Closer to the (largely) silent tradition was The Waterloo Bridge Handicap, possibly unique among these films in that its subject matter was resolutely middle-class - various commuters (Leonard Rossiter, Lynda Bellingham) rushing to catch a train, narrated Haydock Park style by Brough Scott. Sadly, the 'auteur' behind this one - one Ross Cramer - was hardly in the Sykes league, being more at home helming wonders like Eddie Kidd biopic Riding High. The Park was a retread of visual gags that had gone before (especially in The Sandwich Man), with a few token gestures to modernity such as Derek Griffiths' park keeper growing marijuana in his shed. 1980's Balham: Gateway to the South was even less original, consisting as it did of an old Muir/Nordern LP sketch originally performed by Peter Sellers, here with David de Keyser reading out the cod-Whickerian monologue while Robbie Coltrane played the benighted borough's inhabitants.
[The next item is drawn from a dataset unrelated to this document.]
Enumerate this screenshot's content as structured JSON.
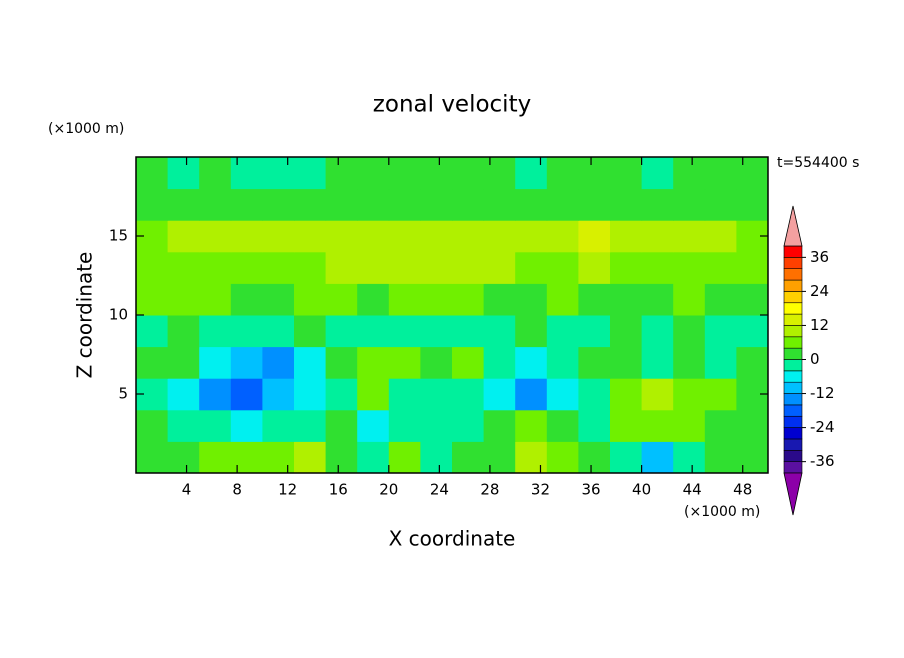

Entertaining enough, but as the need for these programme fillers in the cinema waned, so, it seems, did the inspiration behind them.

With the notable exception of Sykes, of course, whose love for arcane slapstick reasserted itself towards the end of the '70s, first with a remake of The Plank for ITV with Arthur Lowe in the Cooper role (no pale retread - we prefer the original but many plump for the latter) and then with Rhubarb Rhubarb, a lightning-struck tale of golfers and God-botherers, played out with the tidy conceit of having all dialogue consist entirely of the background extra cliche of the title. He followed this with a TV version of It's Your Move, then Mr H is Late, in which the McGuffin was, of course, a coffin. As late as 1993, Sykes turned in what must be his last B(L)SH-HCS, the sporadically amusing The Big Freeze, but he was working from a different era. The cinema bills no longer featured such appetisers, and slapstick was now regarded as the exclusive domain of a few children's entertainers. If we were going to get all cod-sociological about it, we might add that the defining characteristic of most of these films, the whimsical optimism of the working class 'little man' in the face of endless adversity, isn't something that would play that well in our cynical age. But that's not really the case. The Plank and Simon Simon - if perhaps not enough of their fellow shorts - are repeated on telly regularly to this day, and still come up as fresh as wet paint on a bench from which the warning sign has just blown off. Watch where you sit, Woman With Shopping Basket!